Выбрать главу

Дело Тулаева рассказывает о череде историй, судеб в очень густонаселенном мире. Помимо играющих вспомогательную роль женщин главный костяк персонажей составляют восемь мужчин: два разочарованных элемента, Костя и Ромашкин, мелкие служащие и холостяки, делящие одну комнату в коммуналке, — с них начинается повествование романа, — и лояльные власти ветераны, карьеристы, преданные коммунисты Иван Кондратьев, Артем Макеев, Стефан Штерн, Максим Ершов, Кирилл Рублев, старый Рыжик, которых одного за другим арестовывают, допрашивают и приговаривают к смерти. (Казни избегает только Кондратьев, которого по милостивой прихоти «Вождя», как в книге называют Сталина, назначают на должность в Сибири.) Перед читателем проносятся целые жизни, каждая из которых могла бы стать сюжетом своего романа. Рассказ об изобретательно провернутом аресте Макеева в опере (в конце четвертой главы) сам по себе достоин пера Чехова. А драма Макеева — его прошлого, восхождения к власти (он секретарь обкома Курганска), неожиданного ареста во время поездки в Москву, заключения, допроса, признания — только одна из детально прописанных линий Дела Тулаева.

Среди главных героев нет ни одного следователя. Но среди второстепенных есть идеальный портрет знакомой Сержу фигуры влиятельного путешественника. В одной из последних сцен, в Париже, «профессор Пасро, известный в обоих полушариях, председатель Конгресса защиты культуры» говорит молодой эмигрантке Ксении Поповой, которая тщетно упрашивает его вступиться за «старого большевика», вызывающего среди персонажей Сержа больше всего сочувствия: «Я преклоняюсь перед правосудием вашей страны. <…> Если Рублев не виноват, Верховный суд его оправдает». Что касается заглавного героя Тулаева, высокопоставленного члена ЦК, чье убийство запустило цепочку арестов и казней других, то он лишь коротко появляется в самом начале романа. Появляется, только чтобы его застрелили.
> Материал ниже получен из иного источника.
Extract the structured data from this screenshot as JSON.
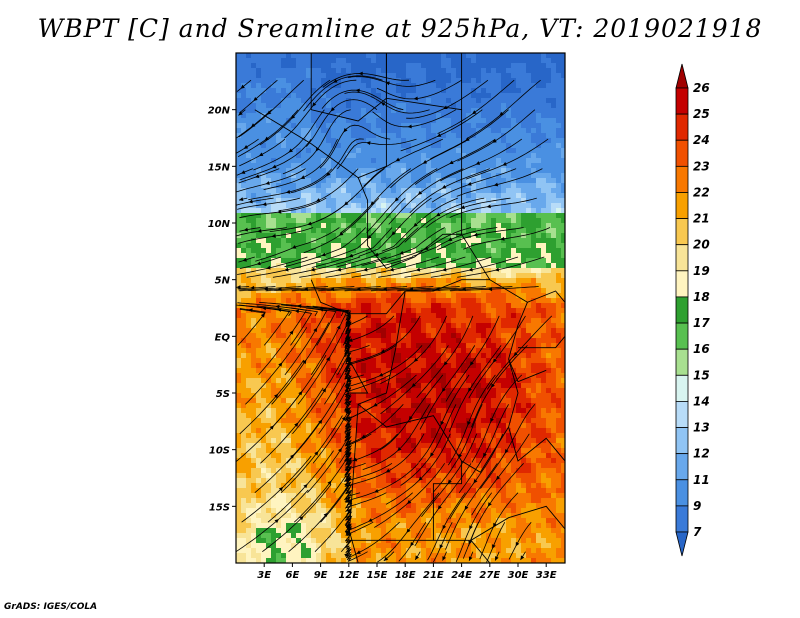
{
  "title": "WBPT [C] and Sreamline at 925hPa, VT: 2019021918",
  "credit": "GrADS: IGES/COLA",
  "map": {
    "lon_range": [
      0,
      35
    ],
    "lat_range": [
      -20,
      25
    ],
    "x_ticks": [
      {
        "lon": 3,
        "label": "3E"
      },
      {
        "lon": 6,
        "label": "6E"
      },
      {
        "lon": 9,
        "label": "9E"
      },
      {
        "lon": 12,
        "label": "12E"
      },
      {
        "lon": 15,
        "label": "15E"
      },
      {
        "lon": 18,
        "label": "18E"
      },
      {
        "lon": 21,
        "label": "21E"
      },
      {
        "lon": 24,
        "label": "24E"
      },
      {
        "lon": 27,
        "label": "27E"
      },
      {
        "lon": 30,
        "label": "30E"
      },
      {
        "lon": 33,
        "label": "33E"
      }
    ],
    "y_ticks": [
      {
        "lat": 20,
        "label": "20N"
      },
      {
        "lat": 15,
        "label": "15N"
      },
      {
        "lat": 10,
        "label": "10N"
      },
      {
        "lat": 5,
        "label": "5N"
      },
      {
        "lat": 0,
        "label": "EQ"
      },
      {
        "lat": -5,
        "label": "5S"
      },
      {
        "lat": -10,
        "label": "10S"
      },
      {
        "lat": -15,
        "label": "15S"
      }
    ]
  },
  "colorbar": {
    "levels": [
      "26",
      "25",
      "24",
      "23",
      "22",
      "21",
      "20",
      "19",
      "18",
      "17",
      "16",
      "15",
      "14",
      "13",
      "12",
      "11",
      "9",
      "7"
    ],
    "colors": [
      "#a00000",
      "#c40000",
      "#e02800",
      "#f05000",
      "#f87800",
      "#f8a000",
      "#f8c850",
      "#f8e498",
      "#fff4c0",
      "#2ea030",
      "#58c050",
      "#a8e090",
      "#d8f4f0",
      "#b8dcf8",
      "#90c4f4",
      "#68a8ec",
      "#4a90e2",
      "#3a7ad8",
      "#2866c8"
    ]
  },
  "chart_data": {
    "type": "heatmap",
    "title": "WBPT [C] and Sreamline at 925hPa, VT: 2019021918",
    "variable": "Wet-bulb potential temperature (C) with 925 hPa streamlines",
    "x_ticks": [
      "3E",
      "6E",
      "9E",
      "12E",
      "15E",
      "18E",
      "21E",
      "24E",
      "27E",
      "30E",
      "33E"
    ],
    "y_ticks": [
      "20N",
      "15N",
      "10N",
      "5N",
      "EQ",
      "5S",
      "10S",
      "15S"
    ],
    "xlim": [
      0,
      35
    ],
    "ylim": [
      -20,
      25
    ],
    "color_levels": [
      7,
      9,
      11,
      12,
      13,
      14,
      15,
      16,
      17,
      18,
      19,
      20,
      21,
      22,
      23,
      24,
      25,
      26
    ]
  }
}
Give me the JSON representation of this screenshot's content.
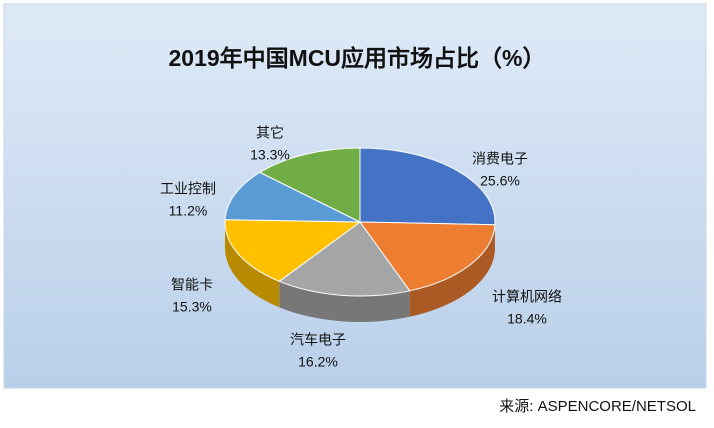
{
  "chart_data": {
    "type": "pie",
    "title": "2019年中国MCU应用市场占比（%）",
    "categories": [
      "消费电子",
      "计算机网络",
      "汽车电子",
      "智能卡",
      "工业控制",
      "其它"
    ],
    "values": [
      25.6,
      18.4,
      16.2,
      15.3,
      11.2,
      13.3
    ],
    "value_labels": [
      "25.6%",
      "18.4%",
      "16.2%",
      "15.3%",
      "11.2%",
      "13.3%"
    ],
    "colors": [
      "#4472c4",
      "#ed7d31",
      "#a5a5a5",
      "#ffc000",
      "#5b9bd5",
      "#70ad47"
    ],
    "source": "来源:  ASPENCORE/NETSOL"
  }
}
Тулаев Сержа, по крайней мере его убийство и последствия, весьма откровенно напоминают Сергея Кирова, секретаря Ленинградского губкома партии, убитого в своем кабинете 1 декабря 1934 года молодым партийцем Леонидом Николаевым. Сталин воспользовался его смертью как предлогом для кровавой бойни следующих лет, за время которой были уничтожены лоялисты партии, убиты и на десятки лет брошены в тюрьму миллионы обычных граждан. Сложно не читать Дело Тулаева как «роман с ключом», хотя Серж в коротком вступлении предостерегает читателя от этого. «Этот роман — плод литературного вымысла, — пишет он. — Ни в коем случае не следует смешивать правду писателя с правдой историка или летописца». Едва ли Солженицын стал бы такой оговоркой предварять свои романы о Ленине. Однако с учетом того, что действие романа Сержа происходит в 1939 году, может, и стоит поверить ему на слово. Аресты и суды в Деле Тулаева — вымышленное продолжение, а не вымышленное обобщение реальных московских процессов в 1936, 1937 и 1938 годах.

Серж не только хочет обратить наше внимание на то, что истина писателя не тождественна истине историка. Он утверждает, хоть и не впрямую в данном случае, что истина писателя первостепенна. Более смело он высказался в письме Истрати о Людях в тюрьме: роман, несмотря «на удобное повествование от первого лица в единственном числе» — «не обо мне», и в нем «я даже близко не хочу держаться вещей, действительно виденных мной». Писатель, продолжает Серж, ищет «истину более богатую и всеобъемлющую, чем истина наблюдения». Такая истина «иногда почти фотографически совпадает с виденным мной; иногда отличается во всех аспектах».

Отстаивать первостепенность литературной истины — священный стандарт среди писателей (первым его сформулировал еще Аристотель в Поэтике) и в устах многих звучит слишком обтекаемо и даже корыстно, словно писатель присваивает право на неточности, опущения, своевольства. Подобного мы не услышим в заявлении Сержа: свидетельства тому — его романы, их бесспорная искренность и ум, вложенный в преобразование прожитой правды в форму вымысла.